More Friday night training

Friday night matches are to continue in the Six Nations and it could be England's turn at the Millennium Stadium next year. Never mind the punters who will miss the last train out of Cardiff, it's broadcasters who hold sway, emboldened by an average TV audience of 4.4 million for Wales v France this year. Even so, the eve-of-weekend traffic around Twickenham seems likely to keep England's home games off the Friday rota.

Cold war warms up cup

Georgia scored five tries in a 36-8 defeat of Russia in neutral Turkey yesterday to go through to the 2011 World Cup as Europe's No 1 qualifiers. That means the Georgians, as in 2003, will meet England while runners-up Russia get the pool that their English coach Steve Diamond wanted: it includes a superpower-style clash with the USA.

Rolling with the blows

The RFU are to try out rolling substitutions in the English county championship in May.
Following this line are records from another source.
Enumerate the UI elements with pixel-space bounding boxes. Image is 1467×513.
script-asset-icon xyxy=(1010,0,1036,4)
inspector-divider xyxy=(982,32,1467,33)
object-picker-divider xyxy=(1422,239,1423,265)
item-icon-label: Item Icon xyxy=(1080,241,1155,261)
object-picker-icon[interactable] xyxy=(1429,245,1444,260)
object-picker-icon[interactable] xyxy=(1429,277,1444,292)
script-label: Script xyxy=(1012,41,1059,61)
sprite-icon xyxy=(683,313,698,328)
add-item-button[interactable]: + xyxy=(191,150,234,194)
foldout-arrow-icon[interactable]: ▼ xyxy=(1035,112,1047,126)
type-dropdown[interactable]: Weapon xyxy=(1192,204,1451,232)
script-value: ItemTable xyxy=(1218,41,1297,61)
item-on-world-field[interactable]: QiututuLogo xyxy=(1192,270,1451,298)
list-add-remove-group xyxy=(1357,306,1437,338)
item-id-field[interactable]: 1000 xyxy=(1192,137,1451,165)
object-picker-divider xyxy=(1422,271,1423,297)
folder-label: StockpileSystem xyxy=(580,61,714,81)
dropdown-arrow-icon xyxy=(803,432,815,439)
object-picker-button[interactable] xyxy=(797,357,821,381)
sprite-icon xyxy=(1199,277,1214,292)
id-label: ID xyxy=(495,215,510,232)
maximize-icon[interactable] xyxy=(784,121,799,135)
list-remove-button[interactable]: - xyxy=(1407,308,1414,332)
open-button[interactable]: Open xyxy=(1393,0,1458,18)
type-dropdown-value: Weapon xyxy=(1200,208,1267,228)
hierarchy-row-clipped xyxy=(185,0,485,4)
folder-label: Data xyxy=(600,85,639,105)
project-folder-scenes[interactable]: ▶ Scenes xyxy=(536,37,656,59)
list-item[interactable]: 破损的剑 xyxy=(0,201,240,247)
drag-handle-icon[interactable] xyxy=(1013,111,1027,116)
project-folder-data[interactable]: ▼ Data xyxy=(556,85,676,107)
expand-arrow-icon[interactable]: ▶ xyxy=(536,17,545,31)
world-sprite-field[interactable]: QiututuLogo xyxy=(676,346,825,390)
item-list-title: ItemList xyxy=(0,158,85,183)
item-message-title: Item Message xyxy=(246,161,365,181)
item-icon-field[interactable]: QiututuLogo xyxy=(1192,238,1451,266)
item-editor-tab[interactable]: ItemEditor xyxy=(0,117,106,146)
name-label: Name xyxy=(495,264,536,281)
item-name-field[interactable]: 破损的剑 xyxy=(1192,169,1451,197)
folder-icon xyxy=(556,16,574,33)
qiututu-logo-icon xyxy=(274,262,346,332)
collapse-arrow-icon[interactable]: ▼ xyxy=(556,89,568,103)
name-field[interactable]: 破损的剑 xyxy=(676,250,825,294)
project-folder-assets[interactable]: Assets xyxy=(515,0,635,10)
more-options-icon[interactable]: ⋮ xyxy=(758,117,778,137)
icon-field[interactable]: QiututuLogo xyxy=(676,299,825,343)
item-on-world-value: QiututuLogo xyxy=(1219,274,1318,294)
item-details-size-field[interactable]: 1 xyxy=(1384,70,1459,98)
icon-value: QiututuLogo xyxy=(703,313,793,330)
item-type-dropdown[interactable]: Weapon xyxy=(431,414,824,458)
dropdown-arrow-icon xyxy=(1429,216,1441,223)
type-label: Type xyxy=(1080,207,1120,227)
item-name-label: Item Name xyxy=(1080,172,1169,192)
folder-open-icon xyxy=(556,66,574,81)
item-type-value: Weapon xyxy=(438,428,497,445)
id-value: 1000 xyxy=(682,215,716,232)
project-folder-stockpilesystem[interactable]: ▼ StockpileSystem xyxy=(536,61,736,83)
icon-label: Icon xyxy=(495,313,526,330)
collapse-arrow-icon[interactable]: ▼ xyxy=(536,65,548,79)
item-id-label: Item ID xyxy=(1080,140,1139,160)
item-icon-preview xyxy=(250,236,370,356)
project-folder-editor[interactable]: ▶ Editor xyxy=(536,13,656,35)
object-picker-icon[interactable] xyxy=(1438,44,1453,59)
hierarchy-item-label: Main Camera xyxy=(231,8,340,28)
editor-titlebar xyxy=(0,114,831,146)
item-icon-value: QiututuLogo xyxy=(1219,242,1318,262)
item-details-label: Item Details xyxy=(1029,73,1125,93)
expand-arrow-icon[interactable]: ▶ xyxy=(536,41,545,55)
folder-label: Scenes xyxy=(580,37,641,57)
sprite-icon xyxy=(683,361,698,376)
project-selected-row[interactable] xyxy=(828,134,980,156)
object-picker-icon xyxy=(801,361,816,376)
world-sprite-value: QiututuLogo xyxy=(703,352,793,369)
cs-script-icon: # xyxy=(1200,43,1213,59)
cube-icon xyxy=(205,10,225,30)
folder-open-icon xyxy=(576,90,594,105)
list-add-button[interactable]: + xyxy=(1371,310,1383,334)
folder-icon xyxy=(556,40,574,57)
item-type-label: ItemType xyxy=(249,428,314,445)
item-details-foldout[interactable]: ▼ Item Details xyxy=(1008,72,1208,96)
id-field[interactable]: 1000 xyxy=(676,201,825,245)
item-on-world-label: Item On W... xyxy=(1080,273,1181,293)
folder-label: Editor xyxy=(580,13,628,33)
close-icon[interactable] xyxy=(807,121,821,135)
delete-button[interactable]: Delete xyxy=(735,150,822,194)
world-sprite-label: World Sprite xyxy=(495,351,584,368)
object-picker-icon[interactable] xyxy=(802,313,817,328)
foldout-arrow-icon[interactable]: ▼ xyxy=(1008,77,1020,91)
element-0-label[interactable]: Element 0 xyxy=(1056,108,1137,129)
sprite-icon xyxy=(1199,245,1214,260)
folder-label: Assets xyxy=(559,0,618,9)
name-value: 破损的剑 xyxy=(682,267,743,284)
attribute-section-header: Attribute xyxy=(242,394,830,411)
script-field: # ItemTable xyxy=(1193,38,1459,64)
Similarly to Super League, 12 changes per team will be permitted in each of the 44 matches in the month-long competition, though only during stoppages. Top club matches already permit eight permanent replacements, plus blood-bin substitutions, so it will be interesting to see how much 12 changes allows teams to tinker with tactics. It is a legacy of last year's fake-blood scandal, when player welfare was highlighted. As England manager Martin Johnson put it: "I liked it when 15 guys had to battle it out and you had to be fit for 80 minutes... but it is maybe inevitable."

A steep learning curve

It's not what you know, it's who you meet skiing. Teenaged scrum-half Charlie Davies bumped into Stade Français chief executive Mathias Poursine in Alpe d'Huez in 2007, bombarded the Parisian bigwig with videos of himself playing for Nottingham and eventually won a contract with the 13-time French champions this season. After a handful of first-team appearances, including one opposite Toulon and Jonny Wilkinson, Davies is set today for a first England cap at any age, off the bench for the Under-20s against France in Saint-Nazaire. "Mathias gave me his card," Davies, now 20, recalled, "told me to keep in touch and I did, asking whether I could join their academy. Around Christmas 2008 I went over for three days of training and kept hammering on the door. Eventually they said they'd take a chance on me and Mathias said 'this is the biggest gamble of my career'." It's one way to get a piste of the action.